Before my lunch, I had visited the stalls inside the cloisters and the former abbey church.  Here are some of the stalls in the cloister:

There were many more stalls in the former abbey church:

Valmagne abbey was one of the richest Cistercian abbeys in Languedoc, and its church has almost cathedral-like proportions:  83 metres long and 24 metres high!  During the French Revolution, the abbey was dissolved and the buildings sold.  The church survived because it was used as a wine cellar!  Huge barrels were installed in the chapels.

The old refectory was turned into a living room during the 19th century.  And of cours, there were more stalls in there too!  The monumental fireplace was particularly impressive!!

The chapter house was off the cloister – it had the most amazing vaulted ceiling with a sawtooth pattern along the ribs of the vault.

Placed in the arcade that separated the chapter house from the cloister were some very ornately carved stone vases.  The face reminds me of someone. 🙂

In the cloister garden, opposite the door to the refectory, was a lavabo, a fountain where the monks would wash their hands.  Around the fountain was an octagonal structure which supported an ancient grape vine – lovely and shady in the summer!

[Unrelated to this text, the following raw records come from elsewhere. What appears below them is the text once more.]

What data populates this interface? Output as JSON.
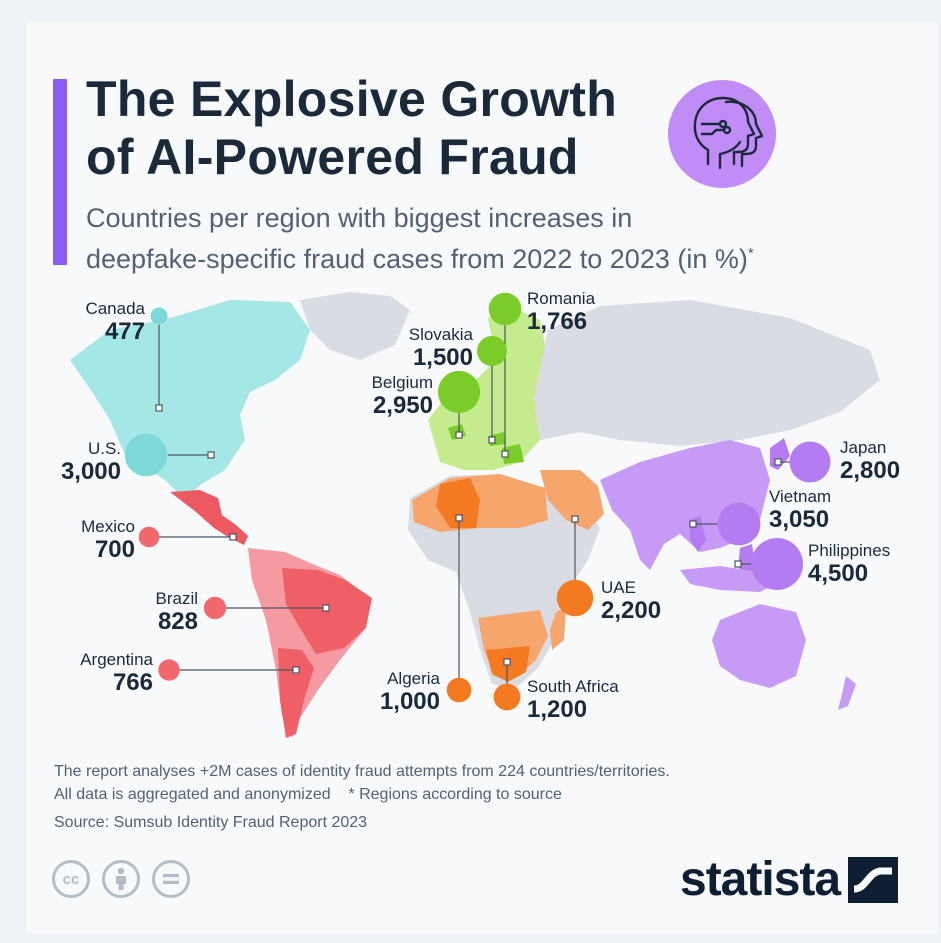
{
  "header": {
    "title_line1": "The Explosive Growth",
    "title_line2": "of AI-Powered Fraud",
    "subtitle_line1": "Countries per region with biggest increases in",
    "subtitle_line2": "deepfake-specific fraud cases from 2022 to 2023 (in %)",
    "subtitle_mark": "*"
  },
  "colors": {
    "accent": "#8c5cf2",
    "north_america": "#7dd9d9",
    "latin_america": "#f2686f",
    "europe": "#7acc29",
    "africa_middle_east": "#f47a22",
    "asia_pacific": "#b57cf2"
  },
  "chart_data": {
    "type": "bubble-map",
    "title": "The Explosive Growth of AI-Powered Fraud",
    "subtitle": "Countries per region with biggest increases in deepfake-specific fraud cases from 2022 to 2023 (in %)*",
    "unit": "%",
    "points": [
      {
        "country": "Canada",
        "value": 477,
        "region": "north_america"
      },
      {
        "country": "U.S.",
        "value": 3000,
        "region": "north_america"
      },
      {
        "country": "Mexico",
        "value": 700,
        "region": "latin_america"
      },
      {
        "country": "Brazil",
        "value": 828,
        "region": "latin_america"
      },
      {
        "country": "Argentina",
        "value": 766,
        "region": "latin_america"
      },
      {
        "country": "Romania",
        "value": 1766,
        "region": "europe"
      },
      {
        "country": "Slovakia",
        "value": 1500,
        "region": "europe"
      },
      {
        "country": "Belgium",
        "value": 2950,
        "region": "europe"
      },
      {
        "country": "Algeria",
        "value": 1000,
        "region": "africa_middle_east"
      },
      {
        "country": "South Africa",
        "value": 1200,
        "region": "africa_middle_east"
      },
      {
        "country": "UAE",
        "value": 2200,
        "region": "africa_middle_east"
      },
      {
        "country": "Japan",
        "value": 2800,
        "region": "asia_pacific"
      },
      {
        "country": "Vietnam",
        "value": 3050,
        "region": "asia_pacific"
      },
      {
        "country": "Philippines",
        "value": 4500,
        "region": "asia_pacific"
      }
    ]
  },
  "labels": {
    "canada": {
      "country": "Canada",
      "value": "477"
    },
    "us": {
      "country": "U.S.",
      "value": "3,000"
    },
    "mexico": {
      "country": "Mexico",
      "value": "700"
    },
    "brazil": {
      "country": "Brazil",
      "value": "828"
    },
    "argentina": {
      "country": "Argentina",
      "value": "766"
    },
    "romania": {
      "country": "Romania",
      "value": "1,766"
    },
    "slovakia": {
      "country": "Slovakia",
      "value": "1,500"
    },
    "belgium": {
      "country": "Belgium",
      "value": "2,950"
    },
    "algeria": {
      "country": "Algeria",
      "value": "1,000"
    },
    "south_africa": {
      "country": "South Africa",
      "value": "1,200"
    },
    "uae": {
      "country": "UAE",
      "value": "2,200"
    },
    "japan": {
      "country": "Japan",
      "value": "2,800"
    },
    "vietnam": {
      "country": "Vietnam",
      "value": "3,050"
    },
    "philippines": {
      "country": "Philippines",
      "value": "4,500"
    }
  },
  "footer": {
    "note_line1": "The report analyses +2M cases of identity fraud attempts from 224 countries/territories.",
    "note_line2": "All data is aggregated and anonymized    * Regions according to source",
    "source": "Source: Sumsub Identity Fraud Report 2023",
    "license_icons": [
      "creative-commons-icon",
      "attribution-person-icon",
      "no-derivatives-equals-icon"
    ],
    "cc_text": "cc",
    "brand": "statista"
  }
}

Only two of these lavabos have survived in France, one of them at Valmagne!

Here is a picture of the fountain:

The abbey might have been rich, but life for the monks must have been fairly harsh – no central heating, washing outdoors summer and winter, no thermal underwear or fleecy sweaters…

Here is a view from the cloister garden towards the church.

And this is what the buildings of the abbey look like from the road:

I’ll be going back to visit Valmagne next summer, when I’ll be able to visit the mediaeval herb garden, and discover the buildings with fewer other visitors there.  I’ll report back, promise!!